Дёмин молчал, наверно, это ему было безразлично.
На рассвете, еще в полной темноте, в Буде началось неспокойное движение, то там, то здесь прорывались приглушенные голоса людей, фыркали кони. Из хат во дворы и со дворов в хаты сновали люди, что-то грузили на подводы. Сухо щелкал металл о металл, и звук этот словно таял в густом мраке. Отряд готовился выступать.
По улице проехали две четверки лошадей — потянули орудия. Мокро чмокала тугая грязь под лошадиными копытами, тихо материли лошадей люди, ища в темноте более твердую и не такую грязную дорогу. Орудия отправили раньше, они будут ожидать отряд в лесу…
В Костусевой хате тоже давно не спали. Не спал и Костусь, лежал, подперев руками подбородок: чтоб все видеть. На столе поблескивал «сопливчик», бросая рваные тени на пол и стены. И во всем том, что происходило сегодня, и в самих людях жила напряженная, тревожная деловитость, как будто людям нужно было сделать какую-то очень важную, тяжелую работу, и они знали: чем быстрее и лучше сделают ее, тем будет лучше. Сновал, тяжело ступая, из хаты во двор и со двора в хату Дёмин. Несколько раз заходил Жибуртович. Последний раз он зашел, когда на окнах посветлело и погасили «сопливчик». Таня передала ему фляжку. Он взял ее, подбросил на руке:
— Что это?
— Чай. Чтоб не замерз, если доведется долго лежать на земле.
— Где ты взяла?
— У Ивановны… Только много не пей. Он злой…

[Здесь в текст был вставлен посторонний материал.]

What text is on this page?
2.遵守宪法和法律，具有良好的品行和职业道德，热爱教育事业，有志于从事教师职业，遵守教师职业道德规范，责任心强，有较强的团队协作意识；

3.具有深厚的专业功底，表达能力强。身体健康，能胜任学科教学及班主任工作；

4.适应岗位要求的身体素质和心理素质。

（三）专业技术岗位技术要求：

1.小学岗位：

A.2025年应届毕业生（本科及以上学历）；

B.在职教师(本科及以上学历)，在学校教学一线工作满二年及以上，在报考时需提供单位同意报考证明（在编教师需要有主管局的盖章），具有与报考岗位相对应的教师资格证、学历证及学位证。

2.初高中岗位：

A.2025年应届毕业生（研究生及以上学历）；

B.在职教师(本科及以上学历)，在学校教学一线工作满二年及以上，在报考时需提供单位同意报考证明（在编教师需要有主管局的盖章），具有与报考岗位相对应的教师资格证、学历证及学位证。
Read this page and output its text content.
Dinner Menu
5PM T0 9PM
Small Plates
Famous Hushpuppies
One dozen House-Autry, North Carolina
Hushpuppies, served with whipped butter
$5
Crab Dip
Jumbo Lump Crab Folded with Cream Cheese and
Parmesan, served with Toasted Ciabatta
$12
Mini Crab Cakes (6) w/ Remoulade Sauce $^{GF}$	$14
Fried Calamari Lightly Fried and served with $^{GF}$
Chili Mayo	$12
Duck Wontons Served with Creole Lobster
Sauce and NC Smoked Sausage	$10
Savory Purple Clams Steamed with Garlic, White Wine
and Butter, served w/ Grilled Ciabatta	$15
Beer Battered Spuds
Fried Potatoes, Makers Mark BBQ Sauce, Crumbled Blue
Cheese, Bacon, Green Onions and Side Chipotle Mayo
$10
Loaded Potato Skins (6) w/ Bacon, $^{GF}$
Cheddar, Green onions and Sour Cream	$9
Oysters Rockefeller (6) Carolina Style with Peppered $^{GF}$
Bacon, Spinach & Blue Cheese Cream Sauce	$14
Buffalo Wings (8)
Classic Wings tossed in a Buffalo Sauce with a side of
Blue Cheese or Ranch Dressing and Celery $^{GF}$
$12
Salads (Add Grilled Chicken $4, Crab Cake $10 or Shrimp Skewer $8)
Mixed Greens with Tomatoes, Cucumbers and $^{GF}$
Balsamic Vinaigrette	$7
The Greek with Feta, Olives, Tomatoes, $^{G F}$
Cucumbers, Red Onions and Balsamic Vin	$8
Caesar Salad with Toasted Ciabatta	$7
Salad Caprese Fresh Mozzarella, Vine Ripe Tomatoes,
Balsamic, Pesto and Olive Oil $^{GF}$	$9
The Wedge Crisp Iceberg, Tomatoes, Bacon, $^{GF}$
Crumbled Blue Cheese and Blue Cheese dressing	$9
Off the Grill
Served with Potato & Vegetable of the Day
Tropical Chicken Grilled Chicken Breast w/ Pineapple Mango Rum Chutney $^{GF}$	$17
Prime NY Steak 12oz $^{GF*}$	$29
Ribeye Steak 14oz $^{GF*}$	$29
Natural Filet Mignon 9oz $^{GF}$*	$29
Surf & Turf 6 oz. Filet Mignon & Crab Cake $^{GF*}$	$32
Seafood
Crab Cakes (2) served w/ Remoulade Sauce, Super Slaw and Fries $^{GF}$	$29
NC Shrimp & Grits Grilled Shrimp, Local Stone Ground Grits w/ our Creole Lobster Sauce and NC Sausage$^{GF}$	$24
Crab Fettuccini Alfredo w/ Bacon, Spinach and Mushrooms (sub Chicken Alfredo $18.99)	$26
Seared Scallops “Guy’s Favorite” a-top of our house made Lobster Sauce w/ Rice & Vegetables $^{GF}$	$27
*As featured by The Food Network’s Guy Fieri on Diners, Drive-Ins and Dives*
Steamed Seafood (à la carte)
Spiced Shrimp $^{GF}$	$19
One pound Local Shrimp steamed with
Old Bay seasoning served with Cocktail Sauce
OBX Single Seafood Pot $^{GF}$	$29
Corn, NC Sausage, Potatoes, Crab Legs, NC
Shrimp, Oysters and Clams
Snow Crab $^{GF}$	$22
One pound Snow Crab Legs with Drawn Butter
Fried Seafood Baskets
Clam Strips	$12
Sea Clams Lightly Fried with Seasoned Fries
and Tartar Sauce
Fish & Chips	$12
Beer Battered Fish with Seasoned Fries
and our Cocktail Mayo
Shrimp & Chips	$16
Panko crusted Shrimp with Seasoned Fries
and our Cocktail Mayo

— Я перед боем никогда не пью…
Таня провела рукой по щеке:
— Примолодился, как на праздник…
— А как же — в сваты едем… А невеста капризная…
— Будь осторожен, Володя… Я боюсь за тебя…
— Ты всегда боишься…
— Мне не хочется оставаться здесь.
— Дня через три вернемся. Организуйте встречу.
— Здесь мы организуем. Вы там смотрите.
— Все должно быть хорошо… Все будет хорошо…
— Я одна буду мерзнуть. — Таня прижалась к Жибуртовичу. Ее била дрожь.
— Костусь пустит погреться…
— Пустит… — Таня подумала, тряхнула головой. — Он не любит тебя… — Они не видели, что Костусь не спит.
— Не о чем говорить. Ему ведь, наверное, и семи нет. Как он может любить, не любить… И почему?
— Он ревнует… Вчера залезла на печь. Попыталась обнять его — не дается, отворачивается. «Почему ты отворачиваешься?» — спрашиваю. «От тебя пахнет Жибуртовичем». У меня даже дыхание перехватило. «Как ты сказал?» — переспросила. Повторяет. «Усами, — говорит, — Жибуртовича пахнет». Полежали, полежали, потом он и говорит: «И зачем ты его выбрала?» Говорю: «Он добрый…» Долго лежал, думал, а потом и говорит: «Он носит мою планшетку». Помолчал немного и опять: «Но ты не бойся. Я и так тебя буду любить…»
— Я не знал, что Дёмин у него взял… Мне он сказал, что ему младший Карачун дал.
— Привези ему что-нибудь…
— Привезу…
Дверь приоткрылась, и в нее просунул голову Дёмин:
— Командир, все построились…
— Иду. — Дверь закрылась.
— Так поцелуй меня, командир…
— Будешь пахнуть Жибуртовичем…
— Пусть… Костусь все равно обещал любить… — Она оглянулась на печь и теперь увидела, что Костусь смотрит на них. — Правда, Костусь? — спросила у мальчика, но не шутя, как обычно, а совсем серьезно.
— Ыгы, — ответил Костусь.
— Разве что гак… — сказал огромный Жибуртович и, не обращая внимания на Костуся, обнял Таню, зажал в своих руках, спрятал — такой она казалась рядом с ним маленькой и так прижалась к нему, и, казалось, нет той силы, которая разделила б, разорвала их. Они гладили друг другу головы, щеки, плечи, застывали на какой-то миг, словно неживые, потом опять и опять начинали ощупывать друг друга, как будто оба были слепыми и хотели запомнить друг друга навсегда.